Di indonesia ADR mempunyai daya tarik khusus karena keserasiannya dengan
dengan sistem sosial budaya traditional berdasarkan musyawarah mufakat.
Beberapa hal dibawah ini merupakan keuntungan yang sering muncul dalam ADR,
yaitu :
(1)
Sifat kesukarelaan
dalam proses
(2)
Prosedur yang cepat :
- Keputusan non yudisial
- Kontrol tentang kebutuhan organisasi
- Prosedur rahasia (confedinteal)
- Fleksibilitas dalam merancang syarat-syarat penyelesaian masalah
- Hemat waktu
- Hemat biaya
- Pemeliharaan hubungan
- Tunggunya kemungkinan untuk melaksanakannkesepakatan
- Kontrol dan lebih muda memperlihatkan hasil
- Keputusan bertahan sepanjang waktu.[4]
Selanjutnya mengnenai lembaga alternatif penyelesaian sengketa telah diatur
dalam undang-undang nomor 30 tahun 1999 tentang Arbitrase dan Alternatif
Penyelesaian Sengketa. Kemudian berdasarkan isi pasal 1 ayat (10) undang-undang
nomor 30 tahun 1999 maka alternatif penyelesaian sengketa dapat dilakukan
dengan cara berikut.
(1) Konsultasi
Pada prisnsipnya konsultasi merupakan suatu tindakan yang bersifat
“personal” antara suatu pihak tertentu yang disebut dengan “klien” dengan pihak
lain yang merupakan pihak “konsultan” yang memberikan pendapatnya kepada klie
tersebut untuk memenuhi keperluan dan kebutuhan kliennya.
(2) Negosiasi
Negosiasi adalah proses konsensus yang digunakan para pihak untuk memperoleh
kesepakatan di antara mereka. Negosiasi menurut Roger Fisher dan William Ury
adalah komunikasi dua arah yang dirancang untuk mencapai kesepakatan pada saat
kedua belah pihak memiliki berbagai kepentingan yang sama maupun berbeda.
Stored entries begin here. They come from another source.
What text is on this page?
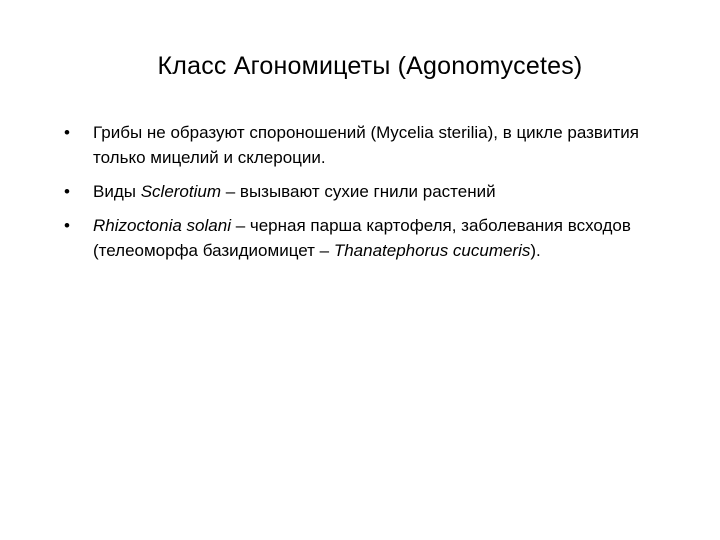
Класс Агономицеты (Agonomycetes)
• Грибы не образуют спороношений (Mycelia sterilia), в цикле развития только мицелий и склероции.
• Виды Sclerotium – вызывают сухие гнили растений
• Rhizoctonia solani – черная парша картофеля, заболевания всходов (телеоморфа базидиомицет – Thanatephorus cucumeris).
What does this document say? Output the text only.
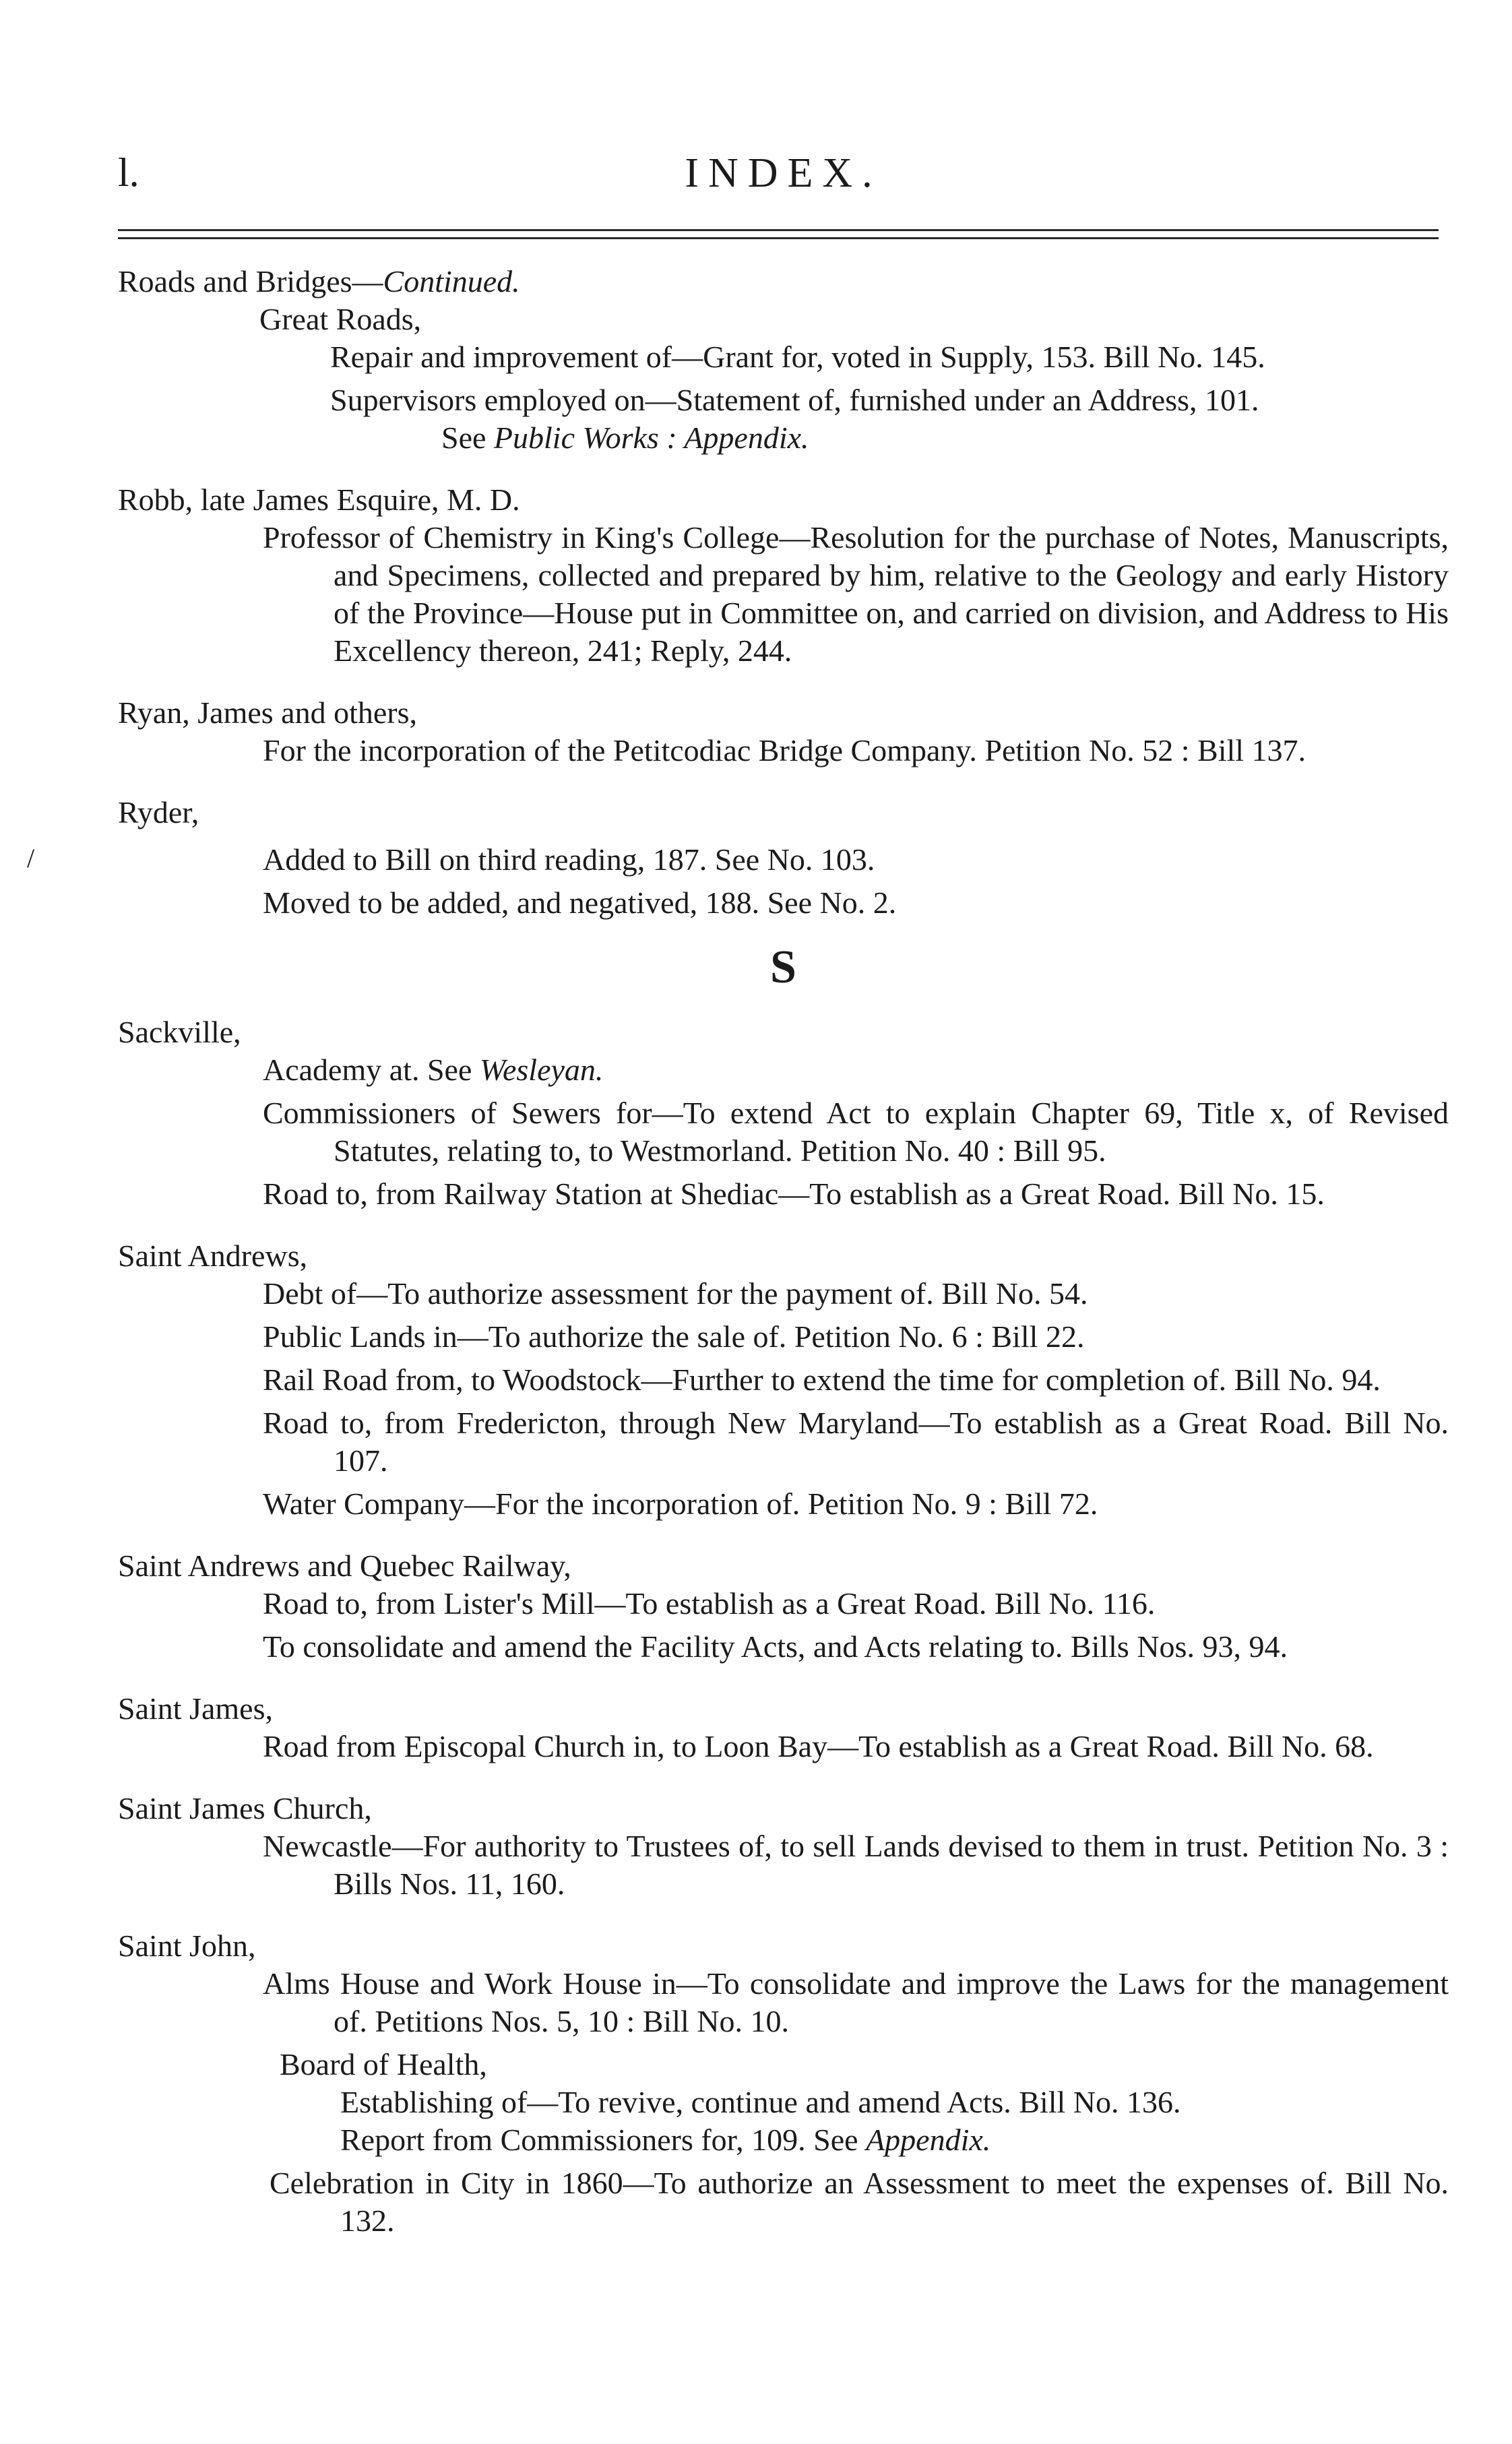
l.	INDEX.
/
Roads and Bridges—Continued.
Great Roads,
Repair and improvement of—Grant for, voted in Supply, 153. Bill No. 145.
Supervisors employed on—Statement of, furnished under an Address, 101.
See Public Works : Appendix.
Robb, late James Esquire, M. D.
Professor of Chemistry in King's College—Resolution for the purchase of Notes, Manuscripts, and Specimens, collected and prepared by him, relative to the Geology and early History of the Province—House put in Committee on, and carried on division, and Address to His Excellency thereon, 241; Reply, 244.
Ryan, James and others,
For the incorporation of the Petitcodiac Bridge Company. Petition No. 52 : Bill 137.
Ryder,
Added to Bill on third reading, 187. See No. 103.
Moved to be added, and negatived, 188. See No. 2.
S
Sackville,
Academy at. See Wesleyan.
Commissioners of Sewers for—To extend Act to explain Chapter 69, Title x, of Revised Statutes, relating to, to Westmorland. Petition No. 40 : Bill 95.
Road to, from Railway Station at Shediac—To establish as a Great Road. Bill No. 15.
Saint Andrews,
Debt of—To authorize assessment for the payment of. Bill No. 54.
Public Lands in—To authorize the sale of. Petition No. 6 : Bill 22.
Rail Road from, to Woodstock—Further to extend the time for completion of. Bill No. 94.
Road to, from Fredericton, through New Maryland—To establish as a Great Road. Bill No. 107.
Water Company—For the incorporation of. Petition No. 9 : Bill 72.
Saint Andrews and Quebec Railway,
Road to, from Lister's Mill—To establish as a Great Road. Bill No. 116.
To consolidate and amend the Facility Acts, and Acts relating to. Bills Nos. 93, 94.
Saint James,
Road from Episcopal Church in, to Loon Bay—To establish as a Great Road. Bill No. 68.
Saint James Church,
Newcastle—For authority to Trustees of, to sell Lands devised to them in trust. Petition No. 3 : Bills Nos. 11, 160.
Saint John,
Alms House and Work House in—To consolidate and improve the Laws for the management of. Petitions Nos. 5, 10 : Bill No. 10.
Board of Health,
Establishing of—To revive, continue and amend Acts. Bill No. 136.
Report from Commissioners for, 109. See Appendix.
Celebration in City in 1860—To authorize an Assessment to meet the expenses of. Bill No. 132.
Negosiasi merupakan sarana bagi pihak-pihak yang mengalami sengketa untuk
mendiskusikan penyelesaiannya tanpa melibatkan pihak ketiga penengah yang tidak
berwenang menngambil keputusan (mediasi) dan pihak ketiga pengambil keputusan
(arbitrase dan litigasi).
(3) Mediasi
Mediasi adalah proses negosiasi pemecahan masalah dimana pihak luar yang
tidak memihak ( impartial ) bekerja sama dengan pihak yang
bersengketa untuk membantu meperoleh kesepaatan perjanjian dengan memuaskan,
berbeda dengan hakim atau arbiter, mediator tidak mempunyai wewenang untuk
memutuskan snegketa. Mediator hanya membantu para pihak untuk menyelesaikan
persoalan-persoalan yang dikuasakan kepadanya.
(4) Konsiliasi
Konsiliasi adalah merupakan suatu proses untuk mencapai perdamaian di luar
pengadilan. Dalam konsiliasi pihak ketiga mengupayakan pertemuan diantara pihak
yang berselisish untuk mengupayakan perdamaian.
(5) Penilaian Ahli
Yang dimaksud dengan penilaian ahli adalah pendapat hukum oleh lembaga
arbitrase. Dalam pasal 1 angka 8 undang-undang nomor 30 tahun 1999
berbunyi : Lembaga arbitrase adalah badan yang dipilih oleh para pihak
yang bersengketa untuk memberika putusan mengenai sengketa tertentu, lembaga
tersebut juga dapat memberikan pendapat yang mengikat mengenai suatu hubungan
hukum tertentu dalam hal ini belum tentu sengketa.
4.
Class
Action pada Sengketa Konsumen
Dalam sengketa konsumen, pada umumnya korban bersifat massal ( massaccident ).
Secara teknis konsumen yang dirugikan mengalami kesulitan apabila mengajukan
gugatan, karena harus membuat surat kuasa khusus kepada pengacara, sementara
kasusnya adalah sama. Dengan gugatan class action terhadap kasus yang
sama, cukup diwakili oleh beberapa korban yang menuntut secara perdata ke
pengadilan.
Secara bebas dapat diartikan suatu class action adlah suatu cara
yang diberikan kepada sekelompok orang yang mempunyai kepentingan dalam suatu
masalah, baik seorang atau lebih anggotanya menggugat atau digugat sebagai
perwakilan kelompok tanpa harus turut serta dari setiap anggota kelompok.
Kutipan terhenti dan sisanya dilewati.